Bugün futbol ve Marco Aurelio üzerinden tartışılan bu durumu da ben bu açıdan değerlendiriyorum . Marco yaptığı açıklamalarda olayı güzel ifadelerle benimsediğini açıklıyor , bu bence hoş . Birde Mustafa İzzet olayı vardı biliyorsunuz , Evet Türk kökenli bir oyuncuydu ama Marco kadar, hatta hiç Türkçe konuşamıyordu . Ya da 2-3 kuşak Almaya da yetişmiş oyuncularımızın varlığı , onları Ulusal takımlarda oynatarak başarılarıyla gurur duyuyorsak ve de bunun karşılığı MARCO'ya karşıysak , burada bir zihniyet sorunu çıkar ortaya ki o da kişisel olarak benim asla benizseyeceğim bir durum değildir.

Şu örnekler de veriliyor , Fransızlar , Almanlar, Hollandalılar . Evet doğrudur , bu o ülkelerde de çok tartışılmıştır ama tartışmaların ardında bir zihniyet sorunu ortaya çıkar. Fransızlar o kupayla birlikte belkide ülke içinde tehlikeli noktalara taşınabilecek bir zihniyet sorununu(ırkçılığı) yumuşattılar göçmenleri ve varoşları daha farklı bir gözle algıladırlar , yani bu durum belliki onlara sosyal anlamda da önemli katkılar sağladı , hem bu sporun ruhuna da uygun birşeydi.

Dolayısıyla ben özellikle altını çiziyorum, eğer gerek sporcu, gerekse hiçbirşey olmayan bir insan , kendini yaşadığı yere ait, oranın bir parçası olarak hissediyor ve ait olduğu yere yapabileceğinin en iyisi şeklinde katkı sağlamak istiyorsa buna şapka çıkarır, bundan mutluluk duyarım . Bu yüzden Elvan'ın son şampiyonada yaptığı şeyi tam buna benzer , çok önemli birşey olduğunu düşünüyor ve buna inanıyorum . Yoksa Hamza'nın yerine 1 Milyon Dolar verip Mısırlıyı Türkiye adına güreştirmek değil bahsettiğim şey . ( Naim olayı da burada akıllara gelebilir .) . Marco Mehmet Aurelio bu ülkeye 4 arkadaşıyla beraber geldiği gün Brezilyanın dünyanın çeşitli yerlerinde oynayan 10 bin oyuncusundan biriydi ve isimsizdi . Bu ülkede geçirdiği günler Onu hergeçen gün büyüttü , bunu sadece Marco kendi yapmadı , bu ülkenin de bunda önemli katkısı vardı . Zaten böyle bir başarı için, devamlılık için orayı mutlaka sevmek ve benimsemek gerekirdi ( Diğer 3'ü çoktan terki-diyar eylediler, isimlerini bile hatırlamadan , birçokları gibi... ) . O da bunu başranlardan oldu . Türkçe konuşmayı öğrendi , hala Türkçe konuşamayan(!)bu ülke vatandaşı Türk oyuncular olduğunu da unutmayalım bu arada.

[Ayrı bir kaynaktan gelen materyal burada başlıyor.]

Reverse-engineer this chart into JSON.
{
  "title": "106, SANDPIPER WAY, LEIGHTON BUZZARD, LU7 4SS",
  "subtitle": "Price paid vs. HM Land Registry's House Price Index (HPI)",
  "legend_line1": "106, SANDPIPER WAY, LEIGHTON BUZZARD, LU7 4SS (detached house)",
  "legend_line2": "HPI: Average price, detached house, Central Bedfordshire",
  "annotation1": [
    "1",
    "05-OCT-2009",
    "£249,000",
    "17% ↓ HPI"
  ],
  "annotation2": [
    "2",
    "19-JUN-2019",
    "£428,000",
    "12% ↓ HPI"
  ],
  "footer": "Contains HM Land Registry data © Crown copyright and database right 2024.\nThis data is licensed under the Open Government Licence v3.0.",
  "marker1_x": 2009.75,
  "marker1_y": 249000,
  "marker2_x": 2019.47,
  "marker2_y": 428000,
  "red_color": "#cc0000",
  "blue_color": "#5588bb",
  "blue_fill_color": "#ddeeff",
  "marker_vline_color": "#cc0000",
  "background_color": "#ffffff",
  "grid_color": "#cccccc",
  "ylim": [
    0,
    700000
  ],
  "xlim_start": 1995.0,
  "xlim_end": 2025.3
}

Lafı uzatmaya gerek yok , olayı bir de bu açıdan değerlendirmek gerektiğini düşünüyorum . Yoksa konu kişinin Marco mı Jaba mı , Nobre mi , Mondragon mu olduğunun önemi yok . Önemli olan o insanın olayı nasıl benimsediği hissettiği yaşadığı ve isteğidir . Bir kişi bunu istiyorsa buna kimse engel olmamalıdır . Aidiyet hakkı teslim edilmelidir. Ondan sonrası diğerlerine kalmıştır , ister ona bu şansı verirler ister vermezler orası onlara kalmıştır. Orası da Mehmet Marco Aurelio'yu ilgilendirmez . Deniz Uygar'ı da , Datcu'yu da ... vs
Geronimo Yalnızkartal

1 Comments:

Anonymous Adsız said...

Şunlarıda eklemek gerekir;Bugün birçok insan kapağı yurt dışına atma , green kart gibi kuralı lotaryalarla renkli rüyalar kurmakta , o ülkelere gidip" yırtma" derdindedirler . Bu konuları tartışırken samimi ve düşünerek konuşmak en doğru olandır.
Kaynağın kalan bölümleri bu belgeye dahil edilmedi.